I was so unbalanced by the changes I saw in myself that I decided to go for a little drive. I called a good friend and we made off down I-71 and through the back roads of Parma, shooting the shit, talking about who we used to be, who we are today, and why we’re so messed up in the best way possible.

Two years ago, I don’t think I would have seen myself wearing a shirt and tie to work every day. I wouldn’t have seen myself creating brochures, developing a social media campaign, looking for a second job and running marathons. But life is almost never what you plan. The rationale doesn’t seem to even make sense, at times. How the hell did I end up here?

it’s all about serendipity

There comes a point where you don’t ask anyone to explain the rationale of your life. The twists and turns show no sense of purpose, of direction, or even of meaning. The complexities of coincidence and happenstance are too deep, or maybe too shallow, to comprehend. So you let the accidents happen. You accept them for what they are: guiding lights, although you probably won’t realize it until it’s too late. You accept them and just be happy, admiring the beauty – and incomprehensibility – of life.

Life’s a crapshoot. And we just need to learn how to roll with it. To live wild and free.

Live wild, live free

For what has come, let it be

For what will come, will be

Live wild, live free

walking barefoot

04/01/2010

During fall and spring quarter at OU, it was a rare week that went by where I wasn’t called a hobbit or a neanderthal.
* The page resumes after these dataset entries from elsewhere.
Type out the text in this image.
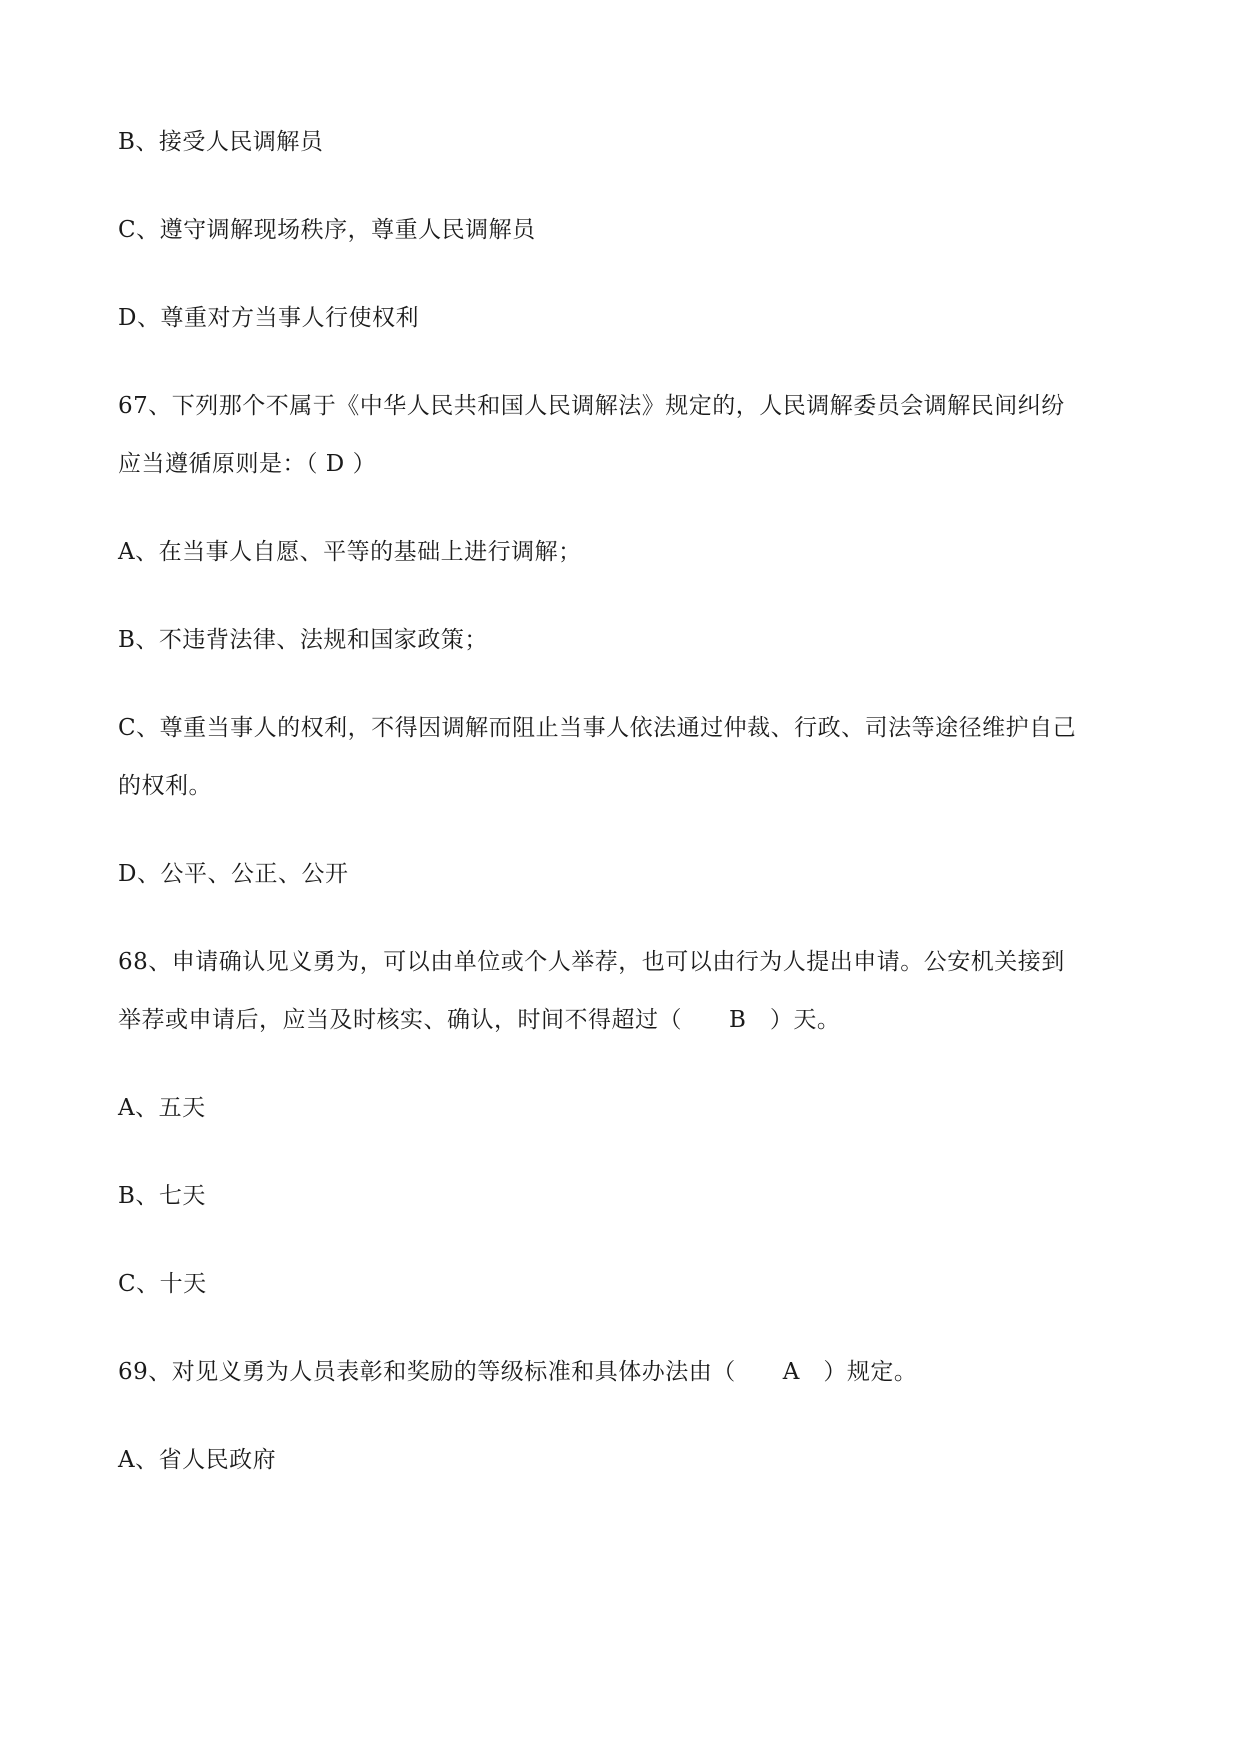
B、接受人民调解员
C、遵守调解现场秩序，尊重人民调解员
D、尊重对方当事人行使权利
67、下列那个不属于《中华人民共和国人民调解法》规定的，人民调解委员会调解民间纠纷
应当遵循原则是：（ D ）
A、在当事人自愿、平等的基础上进行调解；
B、不违背法律、法规和国家政策；
C、尊重当事人的权利，不得因调解而阻止当事人依法通过仲裁、行政、司法等途径维护自己
的权利。
D、公平、公正、公开
68、申请确认见义勇为，可以由单位或个人举荐，也可以由行为人提出申请。公安机关接到
举荐或申请后，应当及时核实、确认，时间不得超过（　　B　）天。
A、五天
B、七天
C、十天
69、对见义勇为人员表彰和奖励的等级标准和具体办法由（　　A　）规定。
A、省人民政府
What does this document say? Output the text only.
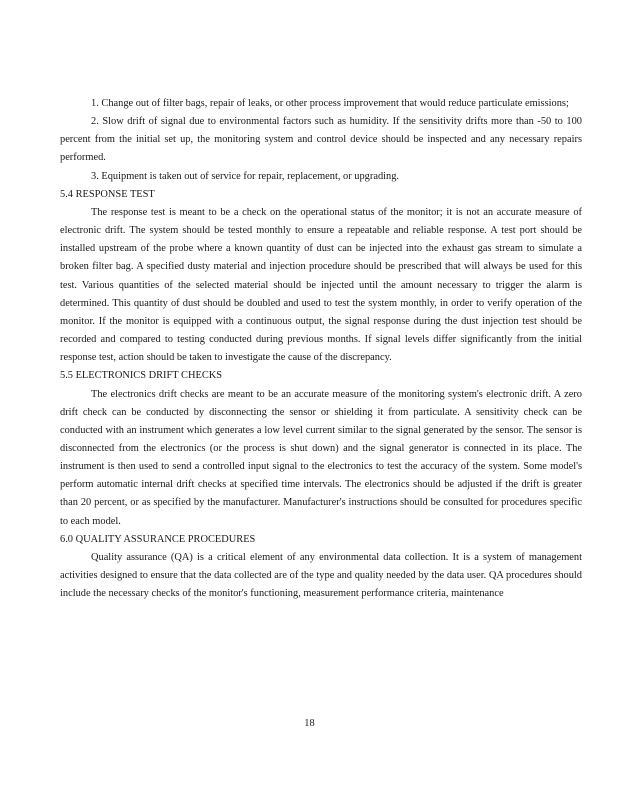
1. Change out of filter bags, repair of leaks, or other process improvement that would reduce particulate emissions;

2. Slow drift of signal due to environmental factors such as humidity. If the sensitivity drifts more than -50 to 100 percent from the initial set up, the monitoring system and control device should be inspected and any necessary repairs performed.

3. Equipment is taken out of service for repair, replacement, or upgrading.

5.4 RESPONSE TEST

The response test is meant to be a check on the operational status of the monitor; it is not an accurate measure of electronic drift. The system should be tested monthly to ensure a repeatable and reliable response. A test port should be installed upstream of the probe where a known quantity of dust can be injected into the exhaust gas stream to simulate a broken filter bag. A specified dusty material and injection procedure should be prescribed that will always be used for this test. Various quantities of the selected material should be injected until the amount necessary to trigger the alarm is determined. This quantity of dust should be doubled and used to test the system monthly, in order to verify operation of the monitor. If the monitor is equipped with a continuous output, the signal response during the dust injection test should be recorded and compared to testing conducted during previous months. If signal levels differ significantly from the initial response test, action should be taken to investigate the cause of the discrepancy.

5.5 ELECTRONICS DRIFT CHECKS

The electronics drift checks are meant to be an accurate measure of the monitoring system's electronic drift. A zero drift check can be conducted by disconnecting the sensor or shielding it from particulate. A sensitivity check can be conducted with an instrument which generates a low level current similar to the signal generated by the sensor. The sensor is disconnected from the electronics (or the process is shut down) and the signal generator is connected in its place. The instrument is then used to send a controlled input signal to the electronics to test the accuracy of the system. Some model's perform automatic internal drift checks at specified time intervals. The electronics should be adjusted if the drift is greater than 20 percent, or as specified by the manufacturer. Manufacturer's instructions should be consulted for procedures specific to each model.

6.0 QUALITY ASSURANCE PROCEDURES

Quality assurance (QA) is a critical element of any environmental data collection. It is a system of management activities designed to ensure that the data collected are of the type and quality needed by the data user. QA procedures should include the necessary checks of the monitor's functioning, measurement performance criteria, maintenance

18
My first weekend there freshman year  I  walked two miles around campus, down Union Street, Court Street, North Green, South Green, barefoot. Knowing what I know now, I probably would have shied away from that decision…
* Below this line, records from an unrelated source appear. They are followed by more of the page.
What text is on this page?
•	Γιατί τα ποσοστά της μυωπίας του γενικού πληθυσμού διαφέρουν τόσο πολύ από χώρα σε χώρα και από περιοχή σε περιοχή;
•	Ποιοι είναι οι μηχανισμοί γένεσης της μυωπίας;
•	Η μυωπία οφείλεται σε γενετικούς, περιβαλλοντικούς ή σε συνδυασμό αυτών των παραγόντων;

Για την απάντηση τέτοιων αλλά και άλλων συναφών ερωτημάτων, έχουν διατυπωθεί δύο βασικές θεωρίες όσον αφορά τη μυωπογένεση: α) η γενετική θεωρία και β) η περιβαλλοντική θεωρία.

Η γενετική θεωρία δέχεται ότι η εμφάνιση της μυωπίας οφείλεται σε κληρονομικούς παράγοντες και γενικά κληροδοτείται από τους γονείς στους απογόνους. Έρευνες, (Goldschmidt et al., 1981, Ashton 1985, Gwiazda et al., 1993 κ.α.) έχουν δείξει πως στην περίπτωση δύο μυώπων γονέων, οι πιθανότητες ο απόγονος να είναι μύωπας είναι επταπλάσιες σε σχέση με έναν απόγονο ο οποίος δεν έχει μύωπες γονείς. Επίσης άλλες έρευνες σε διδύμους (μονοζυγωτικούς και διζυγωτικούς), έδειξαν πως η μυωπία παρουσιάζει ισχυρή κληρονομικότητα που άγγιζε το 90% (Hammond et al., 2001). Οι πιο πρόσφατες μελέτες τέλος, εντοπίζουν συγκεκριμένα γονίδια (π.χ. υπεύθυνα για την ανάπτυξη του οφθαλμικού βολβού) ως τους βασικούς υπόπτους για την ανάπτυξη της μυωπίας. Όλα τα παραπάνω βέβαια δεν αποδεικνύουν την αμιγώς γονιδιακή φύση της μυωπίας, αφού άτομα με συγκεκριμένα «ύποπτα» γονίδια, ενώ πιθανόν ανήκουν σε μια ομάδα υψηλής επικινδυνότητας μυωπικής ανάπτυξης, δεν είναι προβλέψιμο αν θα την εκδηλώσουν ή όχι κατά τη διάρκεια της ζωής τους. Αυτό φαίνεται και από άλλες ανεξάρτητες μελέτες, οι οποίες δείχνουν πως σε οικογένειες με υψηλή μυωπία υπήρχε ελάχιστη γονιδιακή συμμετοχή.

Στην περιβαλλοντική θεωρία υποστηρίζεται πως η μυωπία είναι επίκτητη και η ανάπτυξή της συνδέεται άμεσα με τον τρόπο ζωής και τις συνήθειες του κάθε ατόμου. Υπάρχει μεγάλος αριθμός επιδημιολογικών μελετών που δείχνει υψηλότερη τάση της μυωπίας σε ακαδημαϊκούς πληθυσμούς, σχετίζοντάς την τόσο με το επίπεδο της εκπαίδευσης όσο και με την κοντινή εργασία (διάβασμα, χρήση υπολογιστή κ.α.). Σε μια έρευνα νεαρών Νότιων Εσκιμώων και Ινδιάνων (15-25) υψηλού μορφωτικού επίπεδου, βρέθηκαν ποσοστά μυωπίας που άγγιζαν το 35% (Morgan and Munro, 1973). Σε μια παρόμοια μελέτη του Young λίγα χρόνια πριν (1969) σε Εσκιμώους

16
Regardless. I walked (and walk) barefoot as often as humanly possible. I just escaped from this storage closet I call an office for about 15 minutes to enjoy the nicest day yet this year. Took off my dress shoes, my black socks, and just went for a stroll in the grass.
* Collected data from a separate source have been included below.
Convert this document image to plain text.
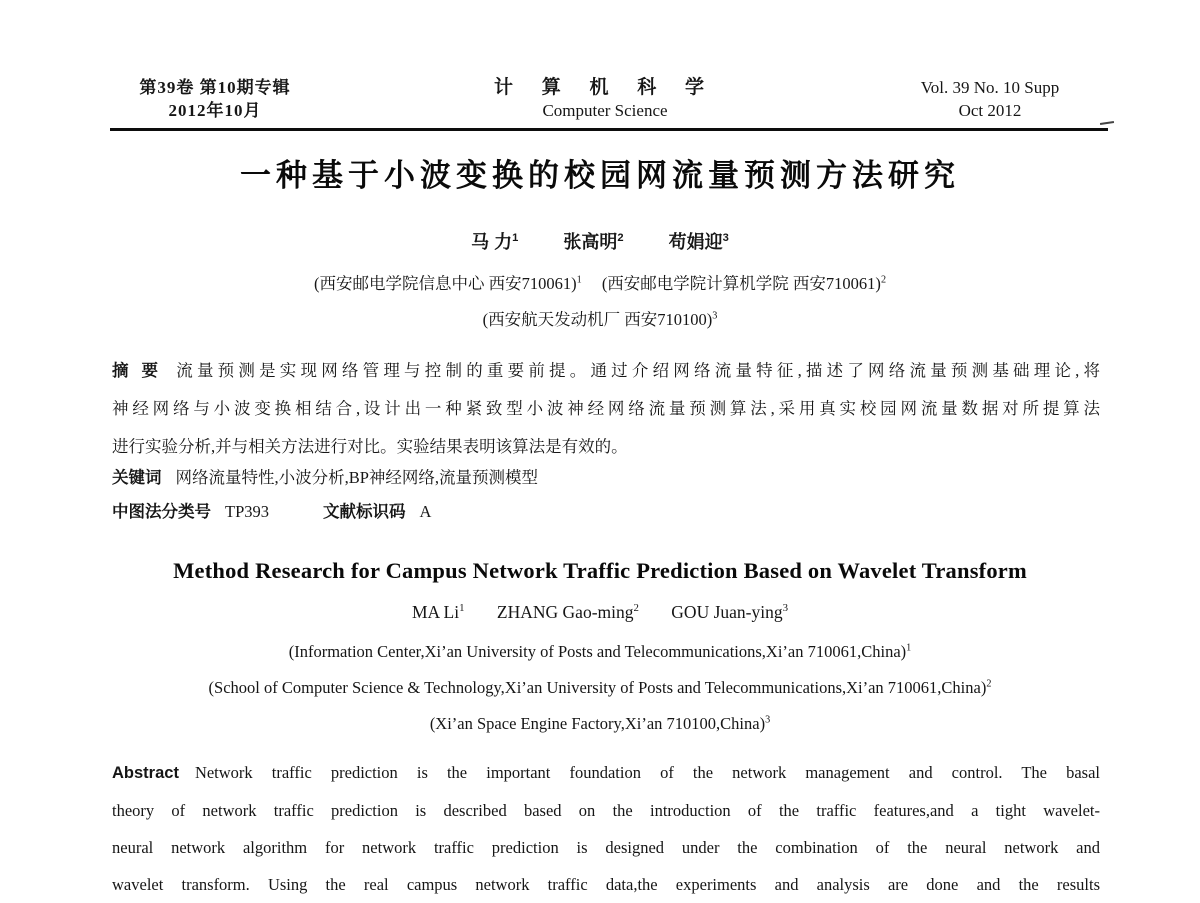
第39卷 第10期专辑
2012年10月
计 算 机 科 学
Computer Science
Vol. 39 No. 10 Supp
Oct 2012
一种基于小波变换的校园网流量预测方法研究
马 力$^1$	张高明$^2$	苟娟迎$^3$
(西安邮电学院信息中心 西安710061)$^1$ (西安邮电学院计算机学院 西安710061)$^2$
(西安航天发动机厂 西安710100)$^3$
摘 要 流量预测是实现网络管理与控制的重要前提。通过介绍网络流量特征,描述了网络流量预测基础理论,将
神经网络与小波变换相结合,设计出一种紧致型小波神经网络流量预测算法,采用真实校园网流量数据对所提算法
进行实验分析,并与相关方法进行对比。实验结果表明该算法是有效的。
关键词 网络流量特性,小波分析,BP神经网络,流量预测模型
中图法分类号 TP393	文献标识码 A
Method Research for Campus Network Traffic Prediction Based on Wavelet Transform
MA Li$^1$ ZHANG Gao-ming$^2$ GOU Juan-ying$^3$
(Information Center,Xi’an University of Posts and Telecommunications,Xi’an 710061,China)$^1$
(School of Computer Science & Technology,Xi’an University of Posts and Telecommunications,Xi’an 710061,China)$^2$
(Xi’an Space Engine Factory,Xi’an 710100,China)$^3$
Abstract Network traffic prediction is the important foundation of the network management and control. The basal
theory of network traffic prediction is described based on the introduction of the traffic features,and a tight wavelet-
neural network algorithm for network traffic prediction is designed under the combination of the neural network and
wavelet transform. Using the real campus network traffic data,the experiments and analysis are done and the results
Feeling the grass on my feet helps me to remember to feel the wind on my face. Feeling the wind on my face helps me to remember to breathe deeper and easier. There’s something about walking barefoot that is just so beautiful in its simplicity. It’s pure…it’s you and nature with nothing in between. No sports cars. No reality television. No societal norms to be abided. No drama. You just feel the blades of grass bend beneath the soles of your feet. You feel others sprout between your toes or simply brush the sides.

It’s simple.

It’s perfect.

It’s incorruptible.

To see it explained much better than I ever could, click here.

So keep your Housewives of New York and your designer heels. I’ll take being barefoot in the grass any day.